The required value of x${}_2$ is 29.

Step-by-step explanation:

The word usually defines the middle term of given observations.

Here,

given observations are x${}_1$ , x${}_2$ and x${}_3$.

If these terms are arranged in ascending or descending order, middle term will be x${}_2$ in both the case.

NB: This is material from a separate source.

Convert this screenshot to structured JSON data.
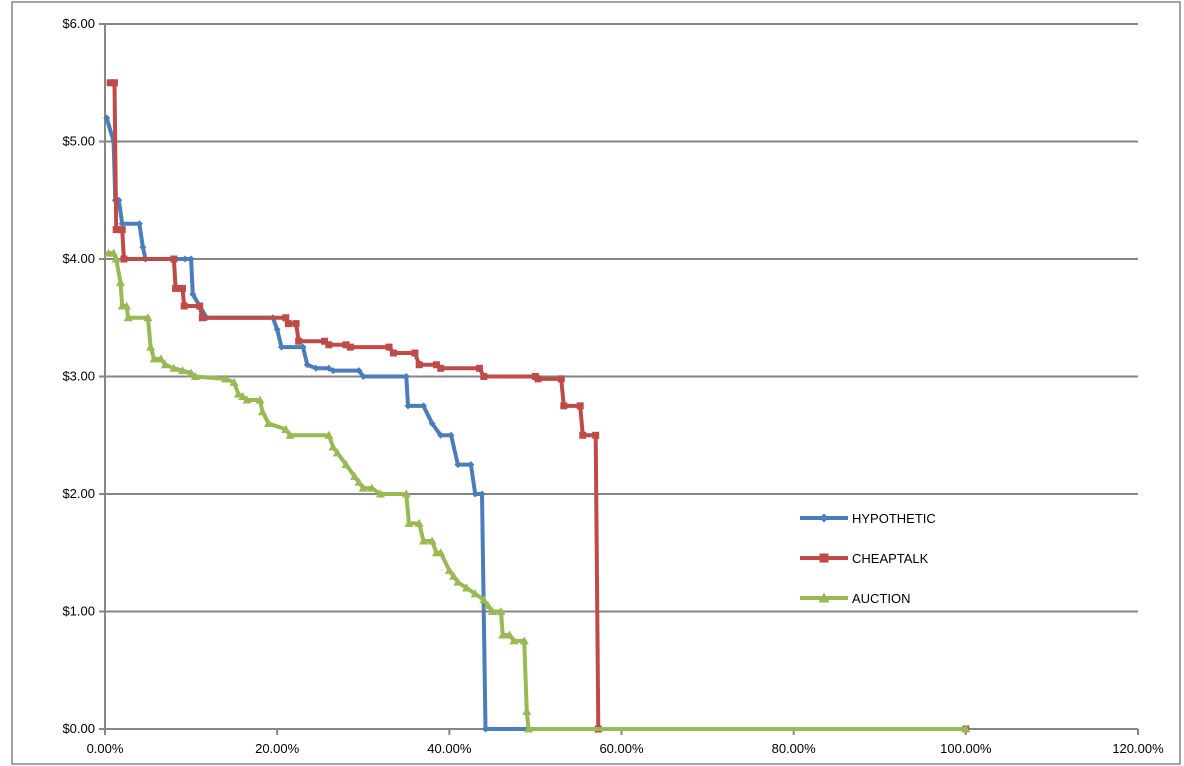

Given that the terms are consecutive numbers, it means that are either arranged in ascending or descending order, so x${}_2$ is the median of the given observations, also given that the value of median is 29, which means that the value of x${}_2$ is 29.

Method 2

Given that the terms are consecutive numbers, it means that are either arranged in ascending or descending order.

And from the properties of statics :

• Median = ( n + 1 ) / 2 th term, where n describes the total number of terms and they are in odd number.

In this question, number of terms are 3.

So,

= > Median = ( 3 + 1 ) / 2 nd term

= > 29 = ( 4 / 2 )nd term

= > 29 = 2nd term

= > 29 = x${}_{2}$ { Here, 2nd term is x${}_{2}$ }

Hence the required value of x${}_2$ is 29.

Answer 2

Answer:

29

Step-by-step explanation:

Here,

Given observations = x¹ , x² and x³

The median of the given data is the middle observation when the data is arranged in an ascending or descending order.

As there are 3 terms in the given data, therefore, the median of this data will be the 2nd observation.

Hence, median x².

So, x² is the median of the given observations, also given that the value of median is 29, which means that the value of x² is 29.